Printable Version
Pronunciation: tU-kês, tu-kês Hear it!

Part of Speech: Noun

Meaning: Butt(ocks).

Notes: This word is a widely acceptable way of speaking about the buttocks, even in polite society. Don't forget to spell the [k] sound CH. It is a Yiddishism, where CH represents the German or Scottish [kh] sound. It is used mostly in the northern US. It comes with two diminutives, tush and tushy or tushie.
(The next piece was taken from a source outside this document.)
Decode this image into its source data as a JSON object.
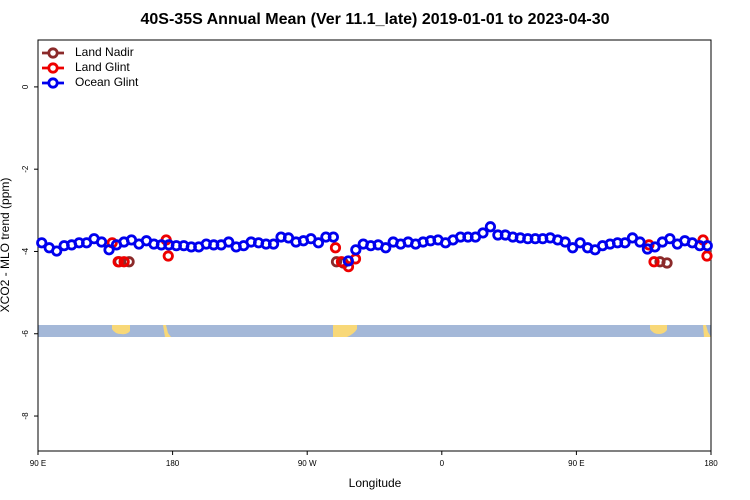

Otherwise, it is a lexical orphan.

In Play: This word is used mostly by people acquainted with Yiddish as a substitute for the less polite A-words: "I never cared for Rodney; he's a big pain in the tuchus." But anyone can substitute it: "I work my tuchus off for this company and it treats me like poop."

Word History: Today's Good Word is the American rendition of Yiddish tokhes "buttocks", from the Biblical Hebrew tahat "buttocks", a figurative use of tahat "under, beneath". There is a variation in the first syllable of the Yiddish word; the northern dialects of Yiddish have O, while the southern dialects have U, so the Yiddish word reflects the Ashkenazic pronunciation. It ultimately comes from the Semitic root tht "under, under part". (Now let's thank Gary Cook recommending yet another fascinating member of the English vocabulary for today's Good Word.)